Die antike Stadt ist uns heute noch bekannt. Durch mehrfaches Glück ist das Stadttor erhalten geblieben. Es ist das älteste vollständige Stadttor aus dieser Zeit, das jemals gefunden wurde. Falls Abraham in die Stadt ging, lief auch er durch dieses Tor. 15,45 m lang, 13,50 m breit und 7 m hoch mit einem Bogen in der Mitte, gibt uns dieses Tor eine Vorstellung über die Baufähigkeiten in Kanaan zu Erzväterzeiten. Bis das Tor 1979 gefunden wurde, nahmen die Wissenschaftler an, die Menschheit hätte zu der Zeit noch keine Bogen gebaut.
Zu diesem Zeitpunkt hat Gott etwas Besonderes mit Abraham vor. Er schließt einen Bund mit ihm (Genesis 15). Die jüdische Tradition lokalisiert den Ort des Bundesschlusses am Berg Btarim, dem westlichen Auslauf des Hermon. Btarim bedeutet »Fleischstücke«, aber der Berg bekam diesen Namen durch die traditionelle Lokalisierung und nicht umgekehrt. Überliefert ist diese Tradition erst seit dem 16. Jh. n. Chr., sie kann aber auch deutlich älter sein. Auch die Araber kennen sie und nennen den Ort Maschhad a-Teir, dt. »Zeugnis des Vogels« oder auch Makam Ibrahim el-Khalil, dt. »der heilige Ort Abrahams des Geliebten«. Wegen der Heiligkeit des Ortes blieb hier eine große Eiche verschont. Heute ist sie zwischen 600 und 1 000 Jahre alt und mit über 5 m Stammumfang die größte Eiche in Israel. Die jüdische Tradition bringt Pilger jährlich hierher. Sie ziehen aus Safed in Galiläa zum Berg, um das Torakapitel über den Bundesschluss Gottes mit Abraham zu lesen, die Parascha.
Die Tora, das heißt die fünf Bücher Mose, unterteilen Juden in 54 Abschnitte.
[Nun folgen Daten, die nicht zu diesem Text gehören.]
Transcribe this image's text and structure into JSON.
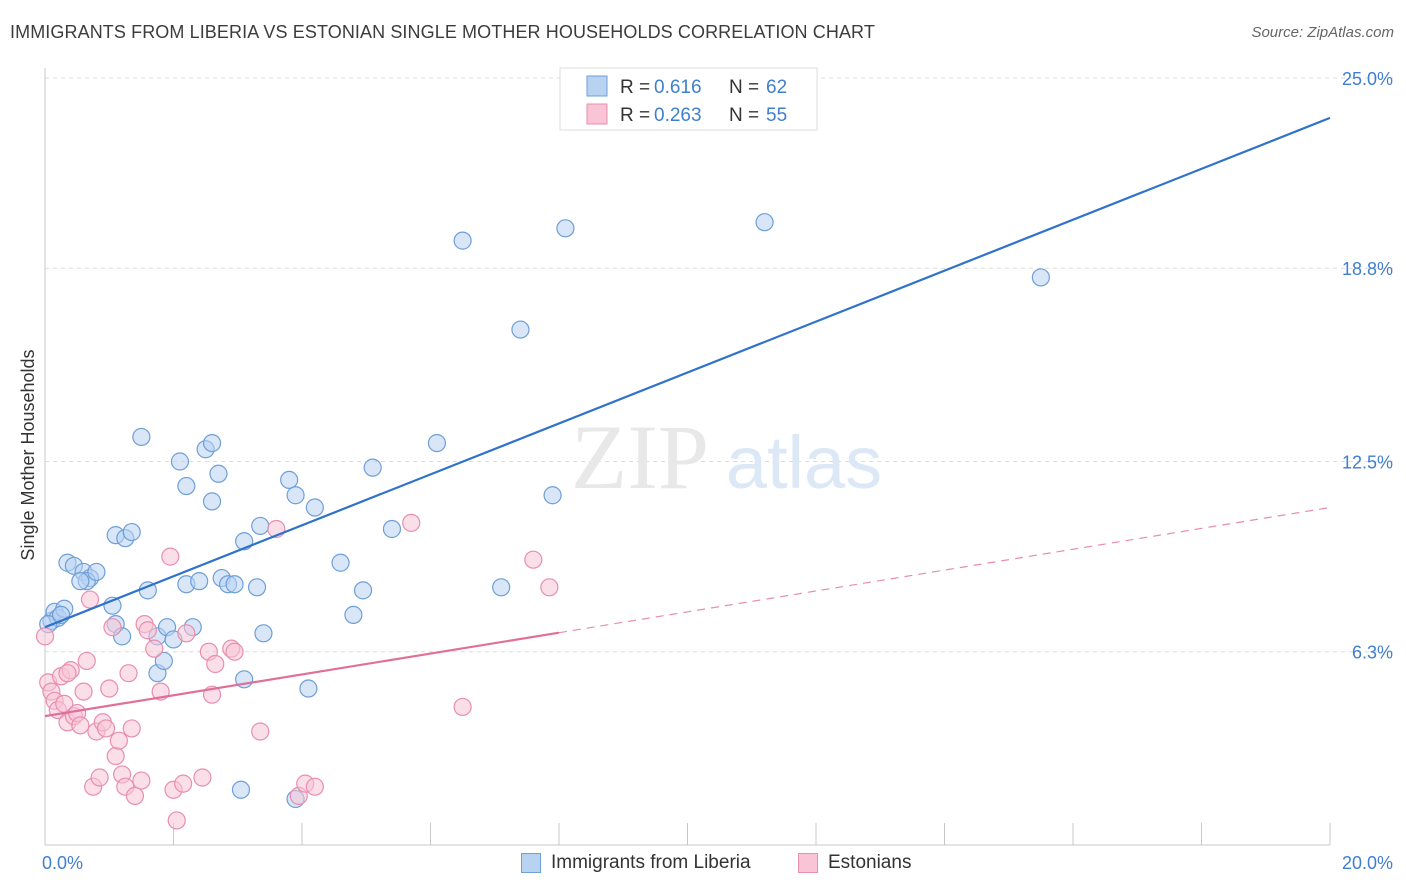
{
  "title": "IMMIGRANTS FROM LIBERIA VS ESTONIAN SINGLE MOTHER HOUSEHOLDS CORRELATION CHART",
  "source": "Source: ZipAtlas.com",
  "watermark": {
    "zip": "ZIP",
    "atlas": "atlas"
  },
  "colors": {
    "blue_fill": "#b8d2f2",
    "blue_stroke": "#6e9fd8",
    "blue_line": "#2f72cc",
    "pink_fill": "#f8c4d6",
    "pink_stroke": "#e88eaf",
    "pink_line": "#e0709a",
    "axis_text": "#3f7fcf",
    "grid": "#dcdcdc"
  },
  "legend_top": {
    "rows": [
      {
        "r_label": "R =",
        "r_value": "0.616",
        "n_label": "N =",
        "n_value": "62"
      },
      {
        "r_label": "R =",
        "r_value": "0.263",
        "n_label": "N =",
        "n_value": "55"
      }
    ]
  },
  "legend_bottom": {
    "items": [
      {
        "label": "Immigrants from Liberia"
      },
      {
        "label": "Estonians"
      }
    ]
  },
  "chart_data": {
    "type": "scatter",
    "ylabel": "Single Mother Households",
    "xlim": [
      0,
      20
    ],
    "ylim": [
      0,
      25
    ],
    "x_tick_labels": [
      {
        "value": 0,
        "label": "0.0%"
      },
      {
        "value": 20,
        "label": "20.0%"
      }
    ],
    "y_tick_labels": [
      {
        "value": 6.3,
        "label": "6.3%"
      },
      {
        "value": 12.5,
        "label": "12.5%"
      },
      {
        "value": 18.8,
        "label": "18.8%"
      },
      {
        "value": 25.0,
        "label": "25.0%"
      }
    ],
    "series": [
      {
        "name": "Immigrants from Liberia",
        "color": "blue",
        "trend": {
          "x": [
            0,
            20
          ],
          "y": [
            7.1,
            23.7
          ],
          "dashed_from": null
        },
        "points": [
          [
            0.1,
            7.3
          ],
          [
            0.15,
            7.6
          ],
          [
            0.2,
            7.4
          ],
          [
            0.3,
            7.7
          ],
          [
            0.35,
            9.2
          ],
          [
            0.45,
            9.1
          ],
          [
            0.6,
            8.9
          ],
          [
            0.7,
            8.7
          ],
          [
            0.65,
            8.6
          ],
          [
            0.8,
            8.9
          ],
          [
            1.1,
            7.2
          ],
          [
            1.05,
            7.8
          ],
          [
            1.2,
            6.8
          ],
          [
            1.1,
            10.1
          ],
          [
            1.25,
            10.0
          ],
          [
            1.35,
            10.2
          ],
          [
            1.6,
            8.3
          ],
          [
            1.5,
            13.3
          ],
          [
            1.75,
            6.8
          ],
          [
            1.75,
            5.6
          ],
          [
            1.85,
            6.0
          ],
          [
            1.9,
            7.1
          ],
          [
            2.0,
            6.7
          ],
          [
            2.1,
            12.5
          ],
          [
            2.2,
            8.5
          ],
          [
            2.2,
            11.7
          ],
          [
            2.3,
            7.1
          ],
          [
            2.4,
            8.6
          ],
          [
            2.5,
            12.9
          ],
          [
            2.6,
            11.2
          ],
          [
            2.6,
            13.1
          ],
          [
            2.7,
            12.1
          ],
          [
            2.75,
            8.7
          ],
          [
            2.85,
            8.5
          ],
          [
            2.95,
            8.5
          ],
          [
            3.05,
            1.8
          ],
          [
            3.1,
            5.4
          ],
          [
            3.1,
            9.9
          ],
          [
            3.3,
            8.4
          ],
          [
            3.35,
            10.4
          ],
          [
            3.4,
            6.9
          ],
          [
            3.8,
            11.9
          ],
          [
            3.9,
            11.4
          ],
          [
            3.9,
            1.5
          ],
          [
            4.1,
            5.1
          ],
          [
            4.2,
            11.0
          ],
          [
            4.6,
            9.2
          ],
          [
            4.8,
            7.5
          ],
          [
            4.95,
            8.3
          ],
          [
            5.1,
            12.3
          ],
          [
            5.4,
            10.3
          ],
          [
            6.1,
            13.1
          ],
          [
            6.5,
            19.7
          ],
          [
            7.1,
            8.4
          ],
          [
            7.4,
            16.8
          ],
          [
            7.9,
            11.4
          ],
          [
            8.1,
            20.1
          ],
          [
            11.2,
            20.3
          ],
          [
            15.5,
            18.5
          ],
          [
            0.05,
            7.2
          ],
          [
            0.25,
            7.5
          ],
          [
            0.55,
            8.6
          ]
        ]
      },
      {
        "name": "Estonians",
        "color": "pink",
        "trend": {
          "x": [
            0,
            20
          ],
          "y": [
            4.2,
            11.0
          ],
          "dashed_from": 8.0
        },
        "points": [
          [
            0.0,
            6.8
          ],
          [
            0.05,
            5.3
          ],
          [
            0.1,
            5.0
          ],
          [
            0.15,
            4.7
          ],
          [
            0.2,
            4.4
          ],
          [
            0.25,
            5.5
          ],
          [
            0.3,
            4.6
          ],
          [
            0.35,
            4.0
          ],
          [
            0.4,
            5.7
          ],
          [
            0.35,
            5.6
          ],
          [
            0.45,
            4.2
          ],
          [
            0.5,
            4.3
          ],
          [
            0.55,
            3.9
          ],
          [
            0.6,
            5.0
          ],
          [
            0.65,
            6.0
          ],
          [
            0.7,
            8.0
          ],
          [
            0.75,
            1.9
          ],
          [
            0.8,
            3.7
          ],
          [
            0.85,
            2.2
          ],
          [
            0.9,
            4.0
          ],
          [
            0.95,
            3.8
          ],
          [
            1.0,
            5.1
          ],
          [
            1.05,
            7.1
          ],
          [
            1.1,
            2.9
          ],
          [
            1.15,
            3.4
          ],
          [
            1.2,
            2.3
          ],
          [
            1.25,
            1.9
          ],
          [
            1.3,
            5.6
          ],
          [
            1.35,
            3.8
          ],
          [
            1.4,
            1.6
          ],
          [
            1.5,
            2.1
          ],
          [
            1.55,
            7.2
          ],
          [
            1.6,
            7.0
          ],
          [
            1.7,
            6.4
          ],
          [
            1.8,
            5.0
          ],
          [
            1.95,
            9.4
          ],
          [
            2.0,
            1.8
          ],
          [
            2.05,
            0.8
          ],
          [
            2.15,
            2.0
          ],
          [
            2.2,
            6.9
          ],
          [
            2.45,
            2.2
          ],
          [
            2.55,
            6.3
          ],
          [
            2.6,
            4.9
          ],
          [
            2.65,
            5.9
          ],
          [
            2.9,
            6.4
          ],
          [
            2.95,
            6.3
          ],
          [
            3.35,
            3.7
          ],
          [
            3.6,
            10.3
          ],
          [
            3.95,
            1.6
          ],
          [
            4.05,
            2.0
          ],
          [
            4.2,
            1.9
          ],
          [
            5.7,
            10.5
          ],
          [
            6.5,
            4.5
          ],
          [
            7.6,
            9.3
          ],
          [
            7.85,
            8.4
          ]
        ]
      }
    ]
  }
}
Jeder Abschnitt ist eine Parascha und wird einer Kalenderwoche zugeteilt, sodass die gesamte Tora im Jahresrhythmus gelesen wird. Normale hebräische Jahre haben 50,5 Wochen. Manchmal gibt es Schaltjahre mit vier Wochen mehr, darum 54 Abschnitte. Der Abschnitt über Abrahams Bund beginnt in 1. Mose 12,1, endet mit 1. Mose 17,27 und wird immer in der dritten hebräischen Kalenderwoche gelesen, d. h. im September/Oktober.